Featured Letter: Do the right thing on court safety

To the editor:

Last week’s front-page article on court safety was excellent. Paul Squire covered the players and the serious issues quite well. The comments of the police chief and supervisor would be comical if not such a serious subject. 

1. The public at large cares not if a court officer or police officer is protecting the court. They make the assumption they are safe, but we know in Riverhead they are not!

2. Justices Smith and Ehlers, given their vast experience, have it correct: Arm the court officers. The defendants who appear have oftentimes chosen a career of crime with attendant violence and gang affiliation. To assume the issue of unarmed officers is not discussed when they go over to the county jail is naïve in the extreme.

3. The cost of refurbishing the armory is typical “pie in the sky.” We know this town is incapable of planning and moving forward on a major public works project; EPCAL demonstrates that every day.

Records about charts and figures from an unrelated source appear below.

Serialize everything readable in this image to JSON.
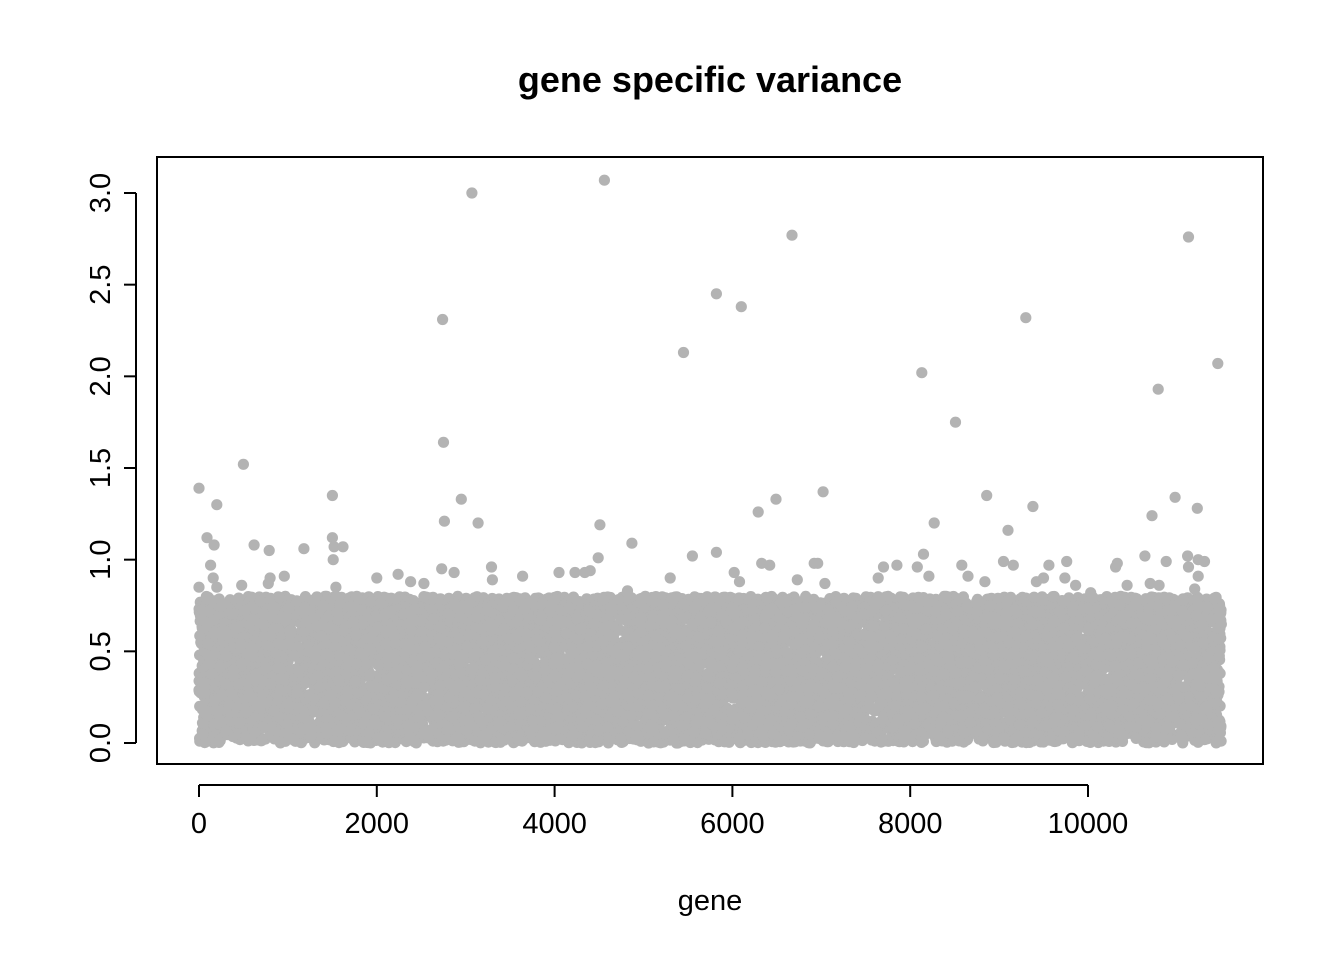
{
  "chart_data": {
    "type": "scatter",
    "title": "gene specific variance",
    "xlabel": "gene",
    "ylabel": "",
    "xlim": [
      0,
      11500
    ],
    "ylim": [
      0,
      3.1
    ],
    "xticks": [
      0,
      2000,
      4000,
      6000,
      8000,
      10000
    ],
    "xtick_labels": [
      "0",
      "2000",
      "4000",
      "6000",
      "8000",
      "10000"
    ],
    "yticks": [
      0.0,
      0.5,
      1.0,
      1.5,
      2.0,
      2.5,
      3.0
    ],
    "ytick_labels": [
      "0.0",
      "0.5",
      "1.0",
      "1.5",
      "2.0",
      "2.5",
      "3.0"
    ],
    "grid": false,
    "point_color": "#b3b3b3",
    "bulk": {
      "n_points": 11500,
      "x_range": [
        0,
        11500
      ],
      "y_range": [
        0.0,
        0.75
      ],
      "note": "dense band of points"
    },
    "series": [
      {
        "points": [
          [
            0,
            1.39
          ],
          [
            0,
            0.85
          ],
          [
            90,
            1.12
          ],
          [
            130,
            0.97
          ],
          [
            170,
            1.08
          ],
          [
            200,
            1.3
          ],
          [
            160,
            0.9
          ],
          [
            200,
            0.85
          ],
          [
            500,
            1.52
          ],
          [
            480,
            0.86
          ],
          [
            620,
            1.08
          ],
          [
            790,
            1.05
          ],
          [
            800,
            0.9
          ],
          [
            780,
            0.87
          ],
          [
            960,
            0.91
          ],
          [
            1180,
            1.06
          ],
          [
            1500,
            1.35
          ],
          [
            1500,
            1.12
          ],
          [
            1520,
            1.07
          ],
          [
            1620,
            1.07
          ],
          [
            1510,
            1.0
          ],
          [
            1540,
            0.85
          ],
          [
            2000,
            0.9
          ],
          [
            2240,
            0.92
          ],
          [
            2380,
            0.88
          ],
          [
            2530,
            0.87
          ],
          [
            2740,
            2.31
          ],
          [
            2750,
            1.64
          ],
          [
            2760,
            1.21
          ],
          [
            2730,
            0.95
          ],
          [
            2870,
            0.93
          ],
          [
            2950,
            1.33
          ],
          [
            3070,
            3.0
          ],
          [
            3140,
            1.2
          ],
          [
            3290,
            0.96
          ],
          [
            3300,
            0.89
          ],
          [
            3640,
            0.91
          ],
          [
            4050,
            0.93
          ],
          [
            4230,
            0.93
          ],
          [
            4340,
            0.93
          ],
          [
            4400,
            0.94
          ],
          [
            4490,
            1.01
          ],
          [
            4510,
            1.19
          ],
          [
            4560,
            3.07
          ],
          [
            4870,
            1.09
          ],
          [
            4820,
            0.83
          ],
          [
            5300,
            0.9
          ],
          [
            5450,
            2.13
          ],
          [
            5550,
            1.02
          ],
          [
            5820,
            2.45
          ],
          [
            5820,
            1.04
          ],
          [
            6020,
            0.93
          ],
          [
            6100,
            2.38
          ],
          [
            6080,
            0.88
          ],
          [
            6290,
            1.26
          ],
          [
            6330,
            0.98
          ],
          [
            6420,
            0.97
          ],
          [
            6490,
            1.33
          ],
          [
            6670,
            2.77
          ],
          [
            6730,
            0.89
          ],
          [
            6920,
            0.98
          ],
          [
            6960,
            0.98
          ],
          [
            7020,
            1.37
          ],
          [
            7040,
            0.87
          ],
          [
            7640,
            0.9
          ],
          [
            7700,
            0.96
          ],
          [
            7850,
            0.97
          ],
          [
            8080,
            0.96
          ],
          [
            8130,
            2.02
          ],
          [
            8150,
            1.03
          ],
          [
            8210,
            0.91
          ],
          [
            8270,
            1.2
          ],
          [
            8510,
            1.75
          ],
          [
            8580,
            0.97
          ],
          [
            8650,
            0.91
          ],
          [
            8840,
            0.88
          ],
          [
            8860,
            1.35
          ],
          [
            9050,
            0.99
          ],
          [
            9100,
            1.16
          ],
          [
            9160,
            0.97
          ],
          [
            9300,
            2.32
          ],
          [
            9380,
            1.29
          ],
          [
            9420,
            0.88
          ],
          [
            9500,
            0.9
          ],
          [
            9560,
            0.97
          ],
          [
            9760,
            0.99
          ],
          [
            9740,
            0.9
          ],
          [
            9860,
            0.86
          ],
          [
            10030,
            0.82
          ],
          [
            10310,
            0.96
          ],
          [
            10330,
            0.98
          ],
          [
            10440,
            0.86
          ],
          [
            10640,
            1.02
          ],
          [
            10720,
            1.24
          ],
          [
            10700,
            0.87
          ],
          [
            10790,
            1.93
          ],
          [
            10800,
            0.86
          ],
          [
            10880,
            0.99
          ],
          [
            10980,
            1.34
          ],
          [
            11130,
            2.76
          ],
          [
            11120,
            1.02
          ],
          [
            11130,
            0.96
          ],
          [
            11200,
            0.84
          ],
          [
            11230,
            1.28
          ],
          [
            11240,
            0.91
          ],
          [
            11240,
            1.0
          ],
          [
            11310,
            0.99
          ],
          [
            11460,
            2.07
          ],
          [
            11420,
            0.79
          ],
          [
            11470,
            0.73
          ]
        ]
      }
    ]
  }
}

4. Within one mile of the town court are three chief clerks with decades of experience on just this issue. As a former director of peace officer training for all Suffolk County courts (’82-’86), I designed and implemented the first NYS certification program for court officers and clerks, as well as formal firearms training. My successor and now retired chief court officer is probably the most knowledgeable court security expert in Suffolk. I wonder if the chief or supervisor bothered to call him. Over my 30-year career in the courts of the 10th Judicial District, I was in close contact with municipal officials, both elected and appointed, who were extremely confident in their position, regardless of the facts before them or an abject lack of experience. Court security is a most serious issue. In the 37 years since NYS assumed control of the county and city courts, there has not been one incident of the improper use of a firearm by a court officer or clerk.